In Which I Violate the First Amendment
Welcome to "The Gods Are Bored," your front row seat to the comedy of life! Boatloads of mirth, for what it's worth!
In 2004 I lost my job to corporate greed. I decided that one way to recoup a little of the income was to become a substitute teacher. Thus, in the fall of 2005 I found myself climbing a set of concrete stairs into a Vocational-Technical school whose student body is 65 percent Hispanic, 30 percent African American, and 5 percent Asian.
Mindful of the Establishment Clause in the Constitution, I've never confessed to bringing my faeries with me, although I wear one or the other of them to school every time I go. (They travel with me in wearable-sized witch balls.)
A few months ago, one of my students noticed Puck and said, "That's a witch's ball. Are you Wiccan?"
Could have knocked me over with a feather.
I replied, "Actually I'm a Druid." Because I was only answering the question, you know?

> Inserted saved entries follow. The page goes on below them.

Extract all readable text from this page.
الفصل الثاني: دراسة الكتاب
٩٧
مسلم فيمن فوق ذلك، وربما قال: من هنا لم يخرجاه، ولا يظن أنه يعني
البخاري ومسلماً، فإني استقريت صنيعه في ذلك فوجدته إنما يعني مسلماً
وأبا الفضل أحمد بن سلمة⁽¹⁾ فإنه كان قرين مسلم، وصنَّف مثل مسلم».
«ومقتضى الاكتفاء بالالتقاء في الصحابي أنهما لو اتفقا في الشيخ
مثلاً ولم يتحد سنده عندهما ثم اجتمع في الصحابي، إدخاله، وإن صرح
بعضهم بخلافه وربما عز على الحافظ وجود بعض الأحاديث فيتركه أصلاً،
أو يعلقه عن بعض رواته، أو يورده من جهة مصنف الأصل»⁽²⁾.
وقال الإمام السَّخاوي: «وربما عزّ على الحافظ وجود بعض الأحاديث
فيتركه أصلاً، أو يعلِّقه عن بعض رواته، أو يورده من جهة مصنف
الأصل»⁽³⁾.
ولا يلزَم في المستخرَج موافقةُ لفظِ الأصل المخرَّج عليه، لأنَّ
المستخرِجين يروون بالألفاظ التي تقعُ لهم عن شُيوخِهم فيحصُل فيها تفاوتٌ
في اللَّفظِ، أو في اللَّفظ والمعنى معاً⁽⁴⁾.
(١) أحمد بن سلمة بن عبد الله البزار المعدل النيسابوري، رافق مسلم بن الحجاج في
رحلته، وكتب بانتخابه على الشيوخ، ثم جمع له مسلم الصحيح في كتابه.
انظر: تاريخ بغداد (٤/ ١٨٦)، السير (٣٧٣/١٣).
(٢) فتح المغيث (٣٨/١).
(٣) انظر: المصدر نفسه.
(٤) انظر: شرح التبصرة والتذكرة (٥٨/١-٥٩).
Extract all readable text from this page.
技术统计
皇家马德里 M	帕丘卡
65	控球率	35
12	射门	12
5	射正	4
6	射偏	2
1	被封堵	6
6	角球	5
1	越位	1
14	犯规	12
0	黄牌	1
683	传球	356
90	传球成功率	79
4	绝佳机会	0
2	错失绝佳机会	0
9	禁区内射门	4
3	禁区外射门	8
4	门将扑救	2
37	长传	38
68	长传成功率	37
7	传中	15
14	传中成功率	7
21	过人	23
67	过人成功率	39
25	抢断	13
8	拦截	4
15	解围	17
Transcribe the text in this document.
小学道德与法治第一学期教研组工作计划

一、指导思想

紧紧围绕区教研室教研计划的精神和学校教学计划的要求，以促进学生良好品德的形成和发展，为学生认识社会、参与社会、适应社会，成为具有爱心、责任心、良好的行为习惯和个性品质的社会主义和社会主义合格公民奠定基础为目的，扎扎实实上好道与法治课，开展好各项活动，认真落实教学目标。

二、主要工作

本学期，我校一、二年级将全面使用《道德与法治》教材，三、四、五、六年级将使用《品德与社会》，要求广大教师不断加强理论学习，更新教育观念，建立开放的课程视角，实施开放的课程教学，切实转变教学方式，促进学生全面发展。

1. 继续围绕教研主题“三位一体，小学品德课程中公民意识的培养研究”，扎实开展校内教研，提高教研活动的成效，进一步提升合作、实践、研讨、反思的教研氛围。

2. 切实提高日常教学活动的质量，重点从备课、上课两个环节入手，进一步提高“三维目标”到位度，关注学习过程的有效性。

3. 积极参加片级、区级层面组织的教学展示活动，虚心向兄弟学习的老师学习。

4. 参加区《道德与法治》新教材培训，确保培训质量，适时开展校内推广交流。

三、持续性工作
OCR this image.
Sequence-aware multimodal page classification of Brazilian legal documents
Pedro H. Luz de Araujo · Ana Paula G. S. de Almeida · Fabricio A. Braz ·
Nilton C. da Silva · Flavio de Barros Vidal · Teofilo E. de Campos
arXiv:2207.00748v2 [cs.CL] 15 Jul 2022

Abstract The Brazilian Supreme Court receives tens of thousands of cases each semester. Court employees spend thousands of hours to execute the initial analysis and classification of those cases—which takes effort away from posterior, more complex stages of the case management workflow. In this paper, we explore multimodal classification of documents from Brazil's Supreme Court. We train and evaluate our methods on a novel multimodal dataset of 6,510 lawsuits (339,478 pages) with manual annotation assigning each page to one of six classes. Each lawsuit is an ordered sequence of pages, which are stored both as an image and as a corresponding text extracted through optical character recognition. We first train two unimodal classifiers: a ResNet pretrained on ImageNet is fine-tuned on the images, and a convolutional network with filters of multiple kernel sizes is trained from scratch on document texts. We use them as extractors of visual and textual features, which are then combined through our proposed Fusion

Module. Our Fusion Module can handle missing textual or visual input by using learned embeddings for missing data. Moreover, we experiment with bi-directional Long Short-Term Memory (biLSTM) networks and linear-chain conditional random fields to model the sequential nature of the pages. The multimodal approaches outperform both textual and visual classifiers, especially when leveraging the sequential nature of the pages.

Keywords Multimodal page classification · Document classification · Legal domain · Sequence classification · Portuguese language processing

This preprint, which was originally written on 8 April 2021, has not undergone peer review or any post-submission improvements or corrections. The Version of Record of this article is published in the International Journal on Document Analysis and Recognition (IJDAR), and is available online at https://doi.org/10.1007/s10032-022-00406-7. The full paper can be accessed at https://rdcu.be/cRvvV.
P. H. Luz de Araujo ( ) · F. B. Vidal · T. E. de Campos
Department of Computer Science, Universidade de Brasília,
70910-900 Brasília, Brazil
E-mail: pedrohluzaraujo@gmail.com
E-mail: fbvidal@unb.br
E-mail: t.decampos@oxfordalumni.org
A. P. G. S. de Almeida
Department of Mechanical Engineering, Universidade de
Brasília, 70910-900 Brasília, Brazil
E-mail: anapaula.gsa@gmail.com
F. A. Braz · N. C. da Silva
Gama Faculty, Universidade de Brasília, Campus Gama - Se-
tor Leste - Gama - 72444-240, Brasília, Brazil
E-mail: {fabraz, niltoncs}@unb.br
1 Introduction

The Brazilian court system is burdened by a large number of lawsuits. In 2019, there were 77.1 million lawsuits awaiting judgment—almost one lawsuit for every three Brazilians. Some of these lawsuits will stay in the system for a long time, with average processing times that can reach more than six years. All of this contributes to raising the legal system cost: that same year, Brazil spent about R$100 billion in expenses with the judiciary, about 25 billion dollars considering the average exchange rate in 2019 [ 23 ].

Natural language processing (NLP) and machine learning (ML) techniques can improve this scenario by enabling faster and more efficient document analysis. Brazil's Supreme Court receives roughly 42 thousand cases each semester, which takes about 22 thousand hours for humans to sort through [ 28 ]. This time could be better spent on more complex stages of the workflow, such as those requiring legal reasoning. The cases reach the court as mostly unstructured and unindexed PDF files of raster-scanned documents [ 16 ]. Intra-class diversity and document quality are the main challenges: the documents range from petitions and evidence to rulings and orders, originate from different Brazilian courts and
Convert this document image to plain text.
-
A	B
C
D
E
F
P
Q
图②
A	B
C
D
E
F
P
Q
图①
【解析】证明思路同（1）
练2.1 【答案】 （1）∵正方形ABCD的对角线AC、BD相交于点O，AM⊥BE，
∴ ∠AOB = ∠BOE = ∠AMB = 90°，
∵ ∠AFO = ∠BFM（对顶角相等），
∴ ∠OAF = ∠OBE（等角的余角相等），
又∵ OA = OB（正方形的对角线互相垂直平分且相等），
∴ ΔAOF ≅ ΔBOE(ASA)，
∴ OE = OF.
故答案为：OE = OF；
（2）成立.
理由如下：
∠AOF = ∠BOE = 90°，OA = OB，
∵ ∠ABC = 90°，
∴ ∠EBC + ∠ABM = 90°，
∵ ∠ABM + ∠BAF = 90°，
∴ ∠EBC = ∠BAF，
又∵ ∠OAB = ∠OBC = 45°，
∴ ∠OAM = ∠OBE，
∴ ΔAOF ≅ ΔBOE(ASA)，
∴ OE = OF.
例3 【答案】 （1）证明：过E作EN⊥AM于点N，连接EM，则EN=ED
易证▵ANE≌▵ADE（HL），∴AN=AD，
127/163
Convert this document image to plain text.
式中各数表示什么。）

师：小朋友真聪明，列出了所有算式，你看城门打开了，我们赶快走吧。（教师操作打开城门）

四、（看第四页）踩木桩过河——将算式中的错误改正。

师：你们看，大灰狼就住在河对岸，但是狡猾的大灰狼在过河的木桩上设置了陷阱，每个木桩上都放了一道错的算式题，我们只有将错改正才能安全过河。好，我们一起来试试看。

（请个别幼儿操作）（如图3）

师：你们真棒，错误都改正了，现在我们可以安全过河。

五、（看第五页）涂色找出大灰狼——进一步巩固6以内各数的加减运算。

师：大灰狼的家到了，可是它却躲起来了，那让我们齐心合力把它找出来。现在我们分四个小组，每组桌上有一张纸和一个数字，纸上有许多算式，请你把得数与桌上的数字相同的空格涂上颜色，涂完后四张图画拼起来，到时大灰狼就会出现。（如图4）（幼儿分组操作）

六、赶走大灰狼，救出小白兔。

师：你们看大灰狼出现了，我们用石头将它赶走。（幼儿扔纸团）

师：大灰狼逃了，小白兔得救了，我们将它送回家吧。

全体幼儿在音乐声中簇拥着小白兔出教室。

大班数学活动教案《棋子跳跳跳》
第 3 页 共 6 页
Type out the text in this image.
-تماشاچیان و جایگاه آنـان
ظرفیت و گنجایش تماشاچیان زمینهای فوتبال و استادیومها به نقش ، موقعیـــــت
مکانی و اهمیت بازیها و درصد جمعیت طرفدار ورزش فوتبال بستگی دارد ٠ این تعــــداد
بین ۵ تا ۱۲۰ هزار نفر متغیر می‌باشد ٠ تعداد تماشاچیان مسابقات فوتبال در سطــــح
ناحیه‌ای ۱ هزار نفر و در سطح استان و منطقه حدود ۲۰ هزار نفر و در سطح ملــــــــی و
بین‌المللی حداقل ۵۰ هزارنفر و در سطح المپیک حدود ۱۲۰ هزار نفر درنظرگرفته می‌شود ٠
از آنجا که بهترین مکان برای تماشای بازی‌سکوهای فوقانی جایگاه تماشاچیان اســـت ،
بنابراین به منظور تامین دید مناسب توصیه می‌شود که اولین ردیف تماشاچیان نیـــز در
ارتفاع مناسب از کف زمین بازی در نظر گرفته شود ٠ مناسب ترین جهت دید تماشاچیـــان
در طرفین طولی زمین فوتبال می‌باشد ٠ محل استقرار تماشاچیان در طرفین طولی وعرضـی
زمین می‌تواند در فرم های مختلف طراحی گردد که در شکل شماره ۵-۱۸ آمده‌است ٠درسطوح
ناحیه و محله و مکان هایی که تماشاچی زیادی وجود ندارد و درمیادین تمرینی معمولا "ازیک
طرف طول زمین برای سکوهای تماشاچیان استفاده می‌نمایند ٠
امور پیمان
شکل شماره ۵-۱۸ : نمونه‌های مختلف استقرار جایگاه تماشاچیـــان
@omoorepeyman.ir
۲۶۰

He started peppering me with questions, which I demurred because of my faithfulness to the Clause. (And because I was supposed to be teaching them about John Stuart Mill or some other excruciatingly boring dead white guy.)
This conversation occurred during a long-term assignment I had back in the winter. Last week I went in to school on a daily gig, and the student was in my homeroom. He was reading a Goth-looking book about "Night Magick," big Pentagram on the cover. He showed it to me proudly.
There was another teacher watching me at the time, so I didn't say anything. But I've been worrying and fretting about ... emm ... let's call him Orlando, there's only about 25 Orlandos at this school.
See, I wanted to make sure he wasn't boning up on black magic or some other negative stuff. But I couldn't query him about it with another teacher in the room, or even with other students listening. I could only hope that he hadn't gotten his hands on some piece of sensationalist claptrap.
You know, it's funny how the bored gods work. Because I went to the Vo-Tech this week, and I was supposed to cover for Teacher A, but Teacher B didn't like the substitute assigned to her class, so I got switched. Orlando was in Teacher B's class, writing a book report about his magick book.
How's them apples?
So Orlando turned in his book report, and I read it, and it turns out the book was okay, theologically sound where bored gods and goddesses are concerned. In fact his "cast of characters" consisted of a long list of bored deities! (Too bad I'm not grading the thing, I'd give him an A for the year.)
Quickly and quietly he and I went over the Threefold Rule, and I asked him what specifically interested him about magick, and he said he was psychic. I told him I know a medium, and he should work on developing his talent.
Then I guess I broke down and slam-dunked the Establishment Clause. Because I took a sticky note and wrote on it, "Isaac Bonewits." I told Orlando to Google the name.
Okay, okay, I don't always practice what I preach. But there are so few of us Pagans, and it's not like I stood up in front of the class and wrote Bonewits's name on the chalkboard. In fact, the secrecy of the transaction appealed to both Orlando and me. He pocketed the sticky, and no one else paid any attention.
I'm not sure I'll be back at the Vo-Tech this coming fall. I have to drive there, and I live within walking distance of another high school. If I have to give up the Vo-Tech, I sure will miss some of the students there. Especially every one I've ever had named Orlando. There's magic in that name.
Please don't tell the ACLU about this, huh?